Only 9 percent of Texans are fully vaccinated. In North Texas, that number is 8 percent. The governor is relying in part on recoveries from COVID-19 to guide him, a metric that public health experts have warned is a flawed data point and is not even reported by Dallas County. He continues to speak about “antibody therapeutic drugs” that “keep (people) out of hospitals.” But, in effect, his ruling loosens public health efforts meant to mitigate the spread of the virus. It gives essential workers even less power if they’re called back into the office; current vaccine allotments do not take into account a person’s job, although it seems that public officials anticipate that in the near future.
On March 10, Abbott’s new executive order goes into effect. It lifts occupancy limits at all businesses. It no longer requires that Texans wear a face mask in public, only that they are “strongly encouraged to.” It asks Texans “to use good-faith efforts” in their vigilance against spreading the virus.
County judges can enact mitigation efforts only when the region’s hospital census exceeds 15 percent of COVID-19 patients for a full seven days. Those could include local mask ordinances, but county judges can only limit occupancy at businesses to 50 percent. The governor is barring any punishment for not following those rules, effectively numbing local orders.
County judges cannot restrict attendance at churches, schools, universities, or child-care providers.
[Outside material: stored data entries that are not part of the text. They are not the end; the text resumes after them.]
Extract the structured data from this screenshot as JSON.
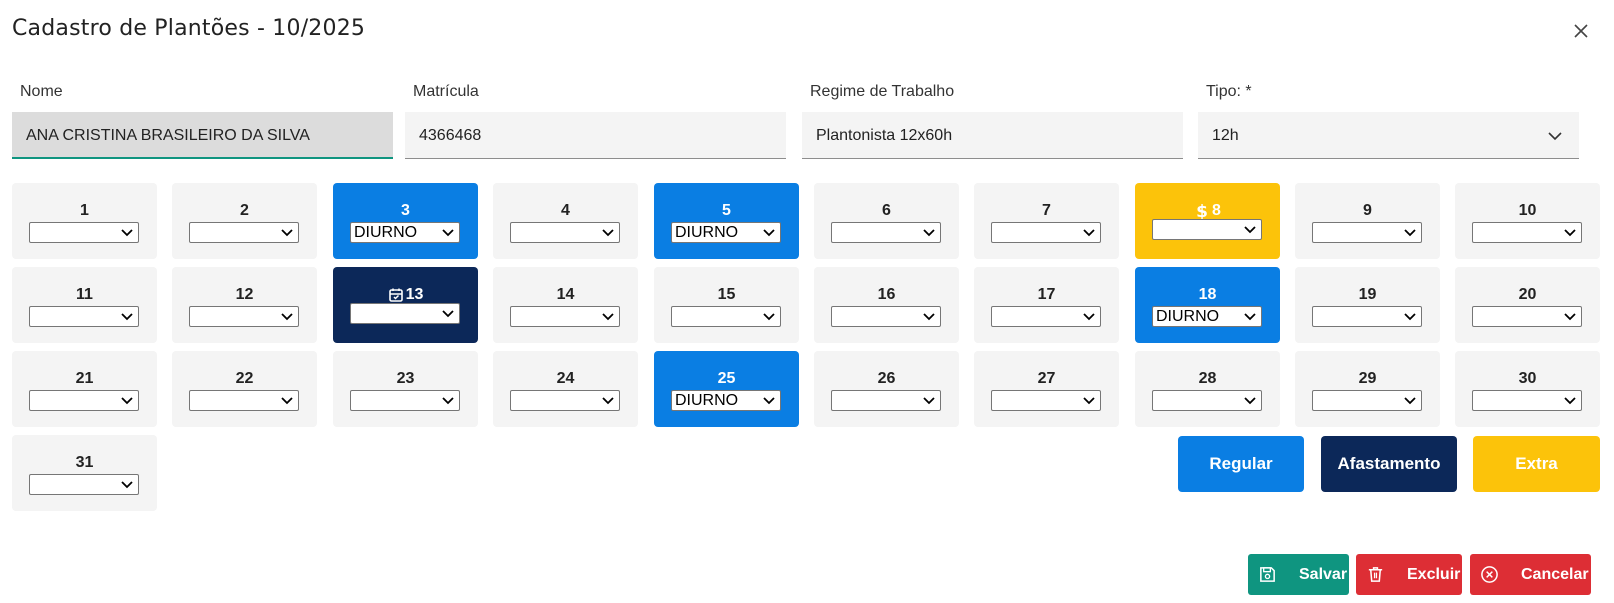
{
  "dialog": {
    "title": "Cadastro de Plantões - 10/2025"
  },
  "form": {
    "nome": {
      "label": "Nome",
      "value": "ANA CRISTINA BRASILEIRO DA SILVA"
    },
    "matricula": {
      "label": "Matrícula",
      "value": "4366468"
    },
    "regime": {
      "label": "Regime de Trabalho",
      "value": "Plantonista 12x60h"
    },
    "tipo": {
      "label": "Tipo: *",
      "value": "12h"
    }
  },
  "days": [
    {
      "num": "1",
      "value": "",
      "type": "none"
    },
    {
      "num": "2",
      "value": "",
      "type": "none"
    },
    {
      "num": "3",
      "value": "DIURNO",
      "type": "regular"
    },
    {
      "num": "4",
      "value": "",
      "type": "none"
    },
    {
      "num": "5",
      "value": "DIURNO",
      "type": "regular"
    },
    {
      "num": "6",
      "value": "",
      "type": "none"
    },
    {
      "num": "7",
      "value": "",
      "type": "none"
    },
    {
      "num": "8",
      "value": "",
      "type": "extra"
    },
    {
      "num": "9",
      "value": "",
      "type": "none"
    },
    {
      "num": "10",
      "value": "",
      "type": "none"
    },
    {
      "num": "11",
      "value": "",
      "type": "none"
    },
    {
      "num": "12",
      "value": "",
      "type": "none"
    },
    {
      "num": "13",
      "value": "",
      "type": "afastamento"
    },
    {
      "num": "14",
      "value": "",
      "type": "none"
    },
    {
      "num": "15",
      "value": "",
      "type": "none"
    },
    {
      "num": "16",
      "value": "",
      "type": "none"
    },
    {
      "num": "17",
      "value": "",
      "type": "none"
    },
    {
      "num": "18",
      "value": "DIURNO",
      "type": "regular"
    },
    {
      "num": "19",
      "value": "",
      "type": "none"
    },
    {
      "num": "20",
      "value": "",
      "type": "none"
    },
    {
      "num": "21",
      "value": "",
      "type": "none"
    },
    {
      "num": "22",
      "value": "",
      "type": "none"
    },
    {
      "num": "23",
      "value": "",
      "type": "none"
    },
    {
      "num": "24",
      "value": "",
      "type": "none"
    },
    {
      "num": "25",
      "value": "DIURNO",
      "type": "regular"
    },
    {
      "num": "26",
      "value": "",
      "type": "none"
    },
    {
      "num": "27",
      "value": "",
      "type": "none"
    },
    {
      "num": "28",
      "value": "",
      "type": "none"
    },
    {
      "num": "29",
      "value": "",
      "type": "none"
    },
    {
      "num": "30",
      "value": "",
      "type": "none"
    },
    {
      "num": "31",
      "value": "",
      "type": "none"
    }
  ],
  "legend": {
    "regular": "Regular",
    "afastamento": "Afastamento",
    "extra": "Extra"
  },
  "actions": {
    "save": "Salvar",
    "delete": "Excluir",
    "cancel": "Cancelar"
  },
  "icons": {
    "close": "close-icon",
    "dropdown": "chevron-down-icon",
    "extra_marker": "dollar-icon",
    "afastamento_marker": "calendar-icon",
    "save": "floppy-disk-icon",
    "delete": "trash-icon",
    "cancel": "x-circle-icon"
  },
  "colors": {
    "regular": "#0a7ee3",
    "afastamento": "#0c2859",
    "extra": "#fcc30a",
    "save": "#0f9580",
    "danger": "#dd2e35",
    "empty_day": "#f4f4f4"
  }
}
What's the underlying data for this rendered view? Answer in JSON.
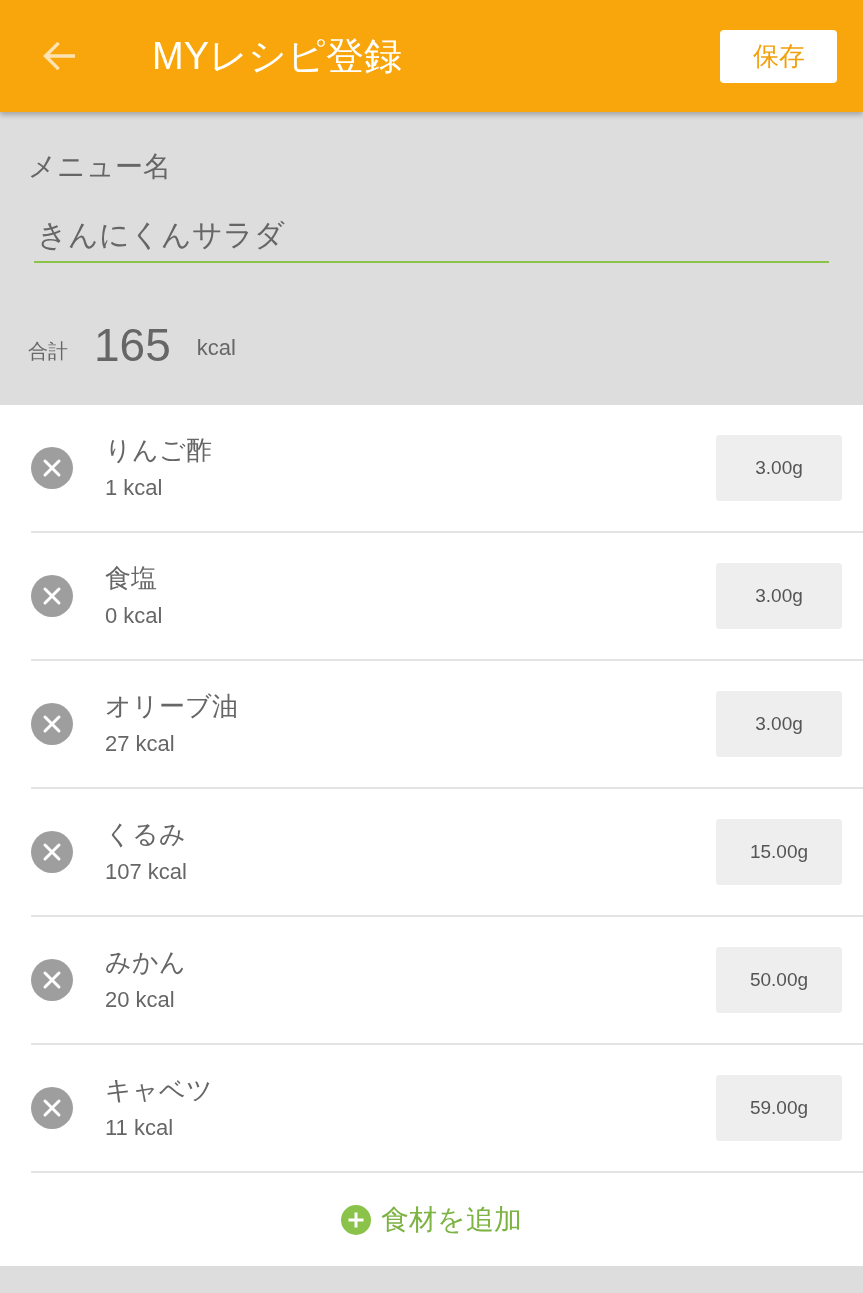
{
  "header": {
    "title": "MYレシピ登録",
    "save_button": "保存"
  },
  "menu_name": {
    "label": "メニュー名",
    "value": "きんにくんサラダ"
  },
  "total": {
    "label": "合計",
    "value": "165",
    "unit": "kcal"
  },
  "ingredients": [
    {
      "name": "りんご酢",
      "kcal": "1 kcal",
      "amount": "3.00g"
    },
    {
      "name": "食塩",
      "kcal": "0 kcal",
      "amount": "3.00g"
    },
    {
      "name": "オリーブ油",
      "kcal": "27 kcal",
      "amount": "3.00g"
    },
    {
      "name": "くるみ",
      "kcal": "107 kcal",
      "amount": "15.00g"
    },
    {
      "name": "みかん",
      "kcal": "20 kcal",
      "amount": "50.00g"
    },
    {
      "name": "キャベツ",
      "kcal": "11 kcal",
      "amount": "59.00g"
    }
  ],
  "add_button": "食材を追加"
}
Currently, only two trauma service areas in the state meet that barometer: El Paso’s and Laredo’s. Locally, that number is 11.2 percent over the past week. That represents hospitalizations at 19 counties throughout the region that are served by the North Central Texas Trauma Advisory Council. In a Zoom press conference after the governor’s announcement, Dallas County Judge Clay Jenkins said he didn’t anticipate hospitalizations increasing that much throughout the region because the most vulnerable are being vaccinated.
“Barring just a complete disregard for safety on the part of our people we should be able to keep those hospital numbers under 15 percent,” Jenkins said.
The Biden administration considers Texas to be one of its three red states, based on positivity rates in the last week and confirmed admissions per 100 hospital beds. The weekly COVID-19 Community Profile Report says that the state’s positivity rate was 11.2 percent from Feb. 21 through Feb. 27. Dallas County remains a “sustained hot spot” for coronavirus infections; there were 14,374 new cases during the last week of February, with a positivity rate of 12.2 percent from the viral lab tests. Also on that list? Houston, San Antonio, El Paso, Odessa, and Texarkana.
Nevertheless, Abbott is now leaving decisions largely to businesses, saying “they get to choose how to operate their business however they want to.”
“People and businesses don’t need the state telling them how to operate,” Abbott said.
Jenkins said county judges were unaware that the ruling was coming, outside of a vague tweet from the governor that he had a big announcement to make on Wednesday.
“This governor unlike the previous governor does not communicate with the county judges or mayors,” he said.
Like so much of the guidance from the state, local leaders have some questions about what the new order means for decisions coming from local governments. Jenkins believes local orders mandating that businesses require patrons and employees to wear masks will still stand, but he is planning to receive legal guidance regarding that matter. Tarrant County Judge Glen Whitley immediately rescinded a similar order there. One thing is clear: no municipality or county can penalize a business or an individual for failing to adhere to mitigation efforts.
“Nothing in this executive order precludes businesses or other establishments from requiring employees or customers to follow additional hygiene measures, including the wearing of a face covering,” the governor’s order reads.
Jenkins said he believed the governor’s decision was premature.
“The governor’s focused on what is legal,” he said. “I’m focused on what the doctors, the facts, and the science say will keep you safe.”